At a glance
Connections In Use is the number of client connections currently open against your MongoDB deployment, read live from serverStatus().connections.current. It is the raw capacity heartbeat: how many sockets your application servers, workers, and tools are holding right now. Read it alongside the available headroom to know how close you are to the connection ceiling before refusals start.
What it tracks
The card reportsconnections.current from db.serverStatus(), the count of incoming connections open at the moment of the poll. This includes connections from your application pools, background workers, replica-set heartbeat traffic, and any interactive mongosh or tooling sessions. The time window is RT (real-time), so the value refreshes on each poll and reflects the present state rather than an average.
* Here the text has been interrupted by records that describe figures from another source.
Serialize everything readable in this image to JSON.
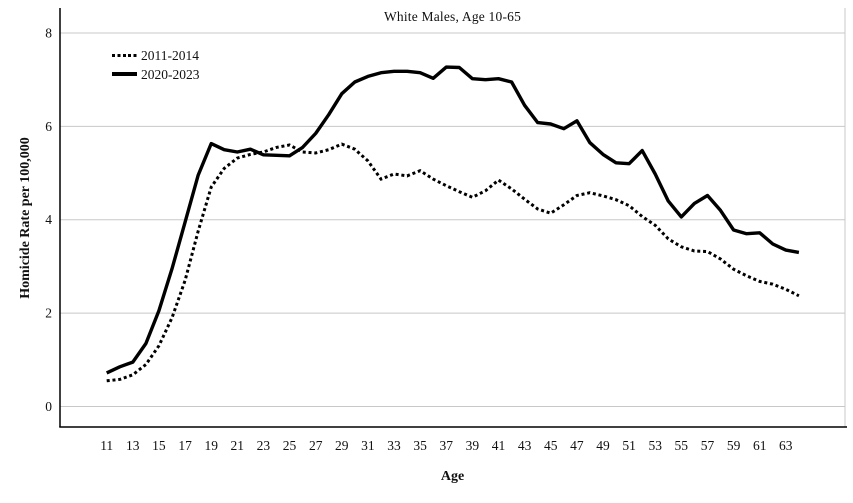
{
  "chart": {
    "title": "White Males, Age 10-65",
    "xlabel": "Age",
    "ylabel": "Homicide Rate per 100,000",
    "legend": [
      {
        "label": "2011-2014",
        "style": "dotted"
      },
      {
        "label": "2020-2023",
        "style": "solid"
      }
    ]
  },
  "chart_data": {
    "type": "line",
    "title": "White Males, Age 10-65",
    "xlabel": "Age",
    "ylabel": "Homicide Rate per 100,000",
    "x": [
      11,
      12,
      13,
      14,
      15,
      16,
      17,
      18,
      19,
      20,
      21,
      22,
      23,
      24,
      25,
      26,
      27,
      28,
      29,
      30,
      31,
      32,
      33,
      34,
      35,
      36,
      37,
      38,
      39,
      40,
      41,
      42,
      43,
      44,
      45,
      46,
      47,
      48,
      49,
      50,
      51,
      52,
      53,
      54,
      55,
      56,
      57,
      58,
      59,
      60,
      61,
      62,
      63,
      64
    ],
    "series": [
      {
        "name": "2011-2014",
        "style": "dotted",
        "color": "#000000",
        "values": [
          0.55,
          0.58,
          0.68,
          0.9,
          1.3,
          1.9,
          2.7,
          3.75,
          4.7,
          5.1,
          5.32,
          5.4,
          5.45,
          5.55,
          5.6,
          5.45,
          5.43,
          5.5,
          5.62,
          5.51,
          5.26,
          4.87,
          4.98,
          4.94,
          5.05,
          4.87,
          4.73,
          4.6,
          4.48,
          4.62,
          4.85,
          4.66,
          4.44,
          4.23,
          4.14,
          4.32,
          4.52,
          4.58,
          4.51,
          4.43,
          4.3,
          4.07,
          3.88,
          3.59,
          3.42,
          3.33,
          3.32,
          3.16,
          2.94,
          2.8,
          2.68,
          2.62,
          2.51,
          2.37
        ]
      },
      {
        "name": "2020-2023",
        "style": "solid",
        "color": "#000000",
        "values": [
          0.72,
          0.85,
          0.95,
          1.35,
          2.05,
          2.95,
          3.95,
          4.95,
          5.63,
          5.5,
          5.45,
          5.51,
          5.39,
          5.38,
          5.37,
          5.55,
          5.85,
          6.25,
          6.7,
          6.95,
          7.07,
          7.15,
          7.18,
          7.18,
          7.15,
          7.03,
          7.27,
          7.26,
          7.02,
          7.0,
          7.02,
          6.95,
          6.45,
          6.08,
          6.05,
          5.95,
          6.12,
          5.65,
          5.4,
          5.22,
          5.2,
          5.48,
          4.98,
          4.4,
          4.06,
          4.35,
          4.52,
          4.2,
          3.78,
          3.7,
          3.72,
          3.48,
          3.35,
          3.3
        ]
      }
    ],
    "ylim": [
      0,
      8
    ],
    "yticks": [
      0,
      2,
      4,
      6,
      8
    ],
    "xticks": [
      11,
      13,
      15,
      17,
      19,
      21,
      23,
      25,
      27,
      29,
      31,
      33,
      35,
      37,
      39,
      41,
      43,
      45,
      47,
      49,
      51,
      53,
      55,
      57,
      59,
      61,
      63
    ],
    "grid": true,
    "legend_position": "top-left",
    "gridline_color": "#c8c8c8",
    "axis_color": "#000000",
    "text_color": "#111111"
  }
}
Read it against its companion, connections.available, which is the remaining headroom before the server’s maxIncomingConnections ceiling. When current climbs and available shrinks toward zero, you are approaching the point where new clients get refused. This card has no alert threshold of its own (it is a capacity gauge, not an alarm), but it is the denominator behind Connection Pool Saturation %, which does alert at 90%. Pair the two: this card tells you the absolute count, saturation tells you how full the tank is, and Connection Errors (24h) tells you when the tank overflowed.
Reconciling against the source
Rundb.serverStatus().connections.current in mongosh against the node, or read the Connections chart in the Atlas Metrics tab. Our value is a per-poll snapshot aligned to your reporting time zone, so a brief spike between polls may not appear; check current plus available together to confirm headroom.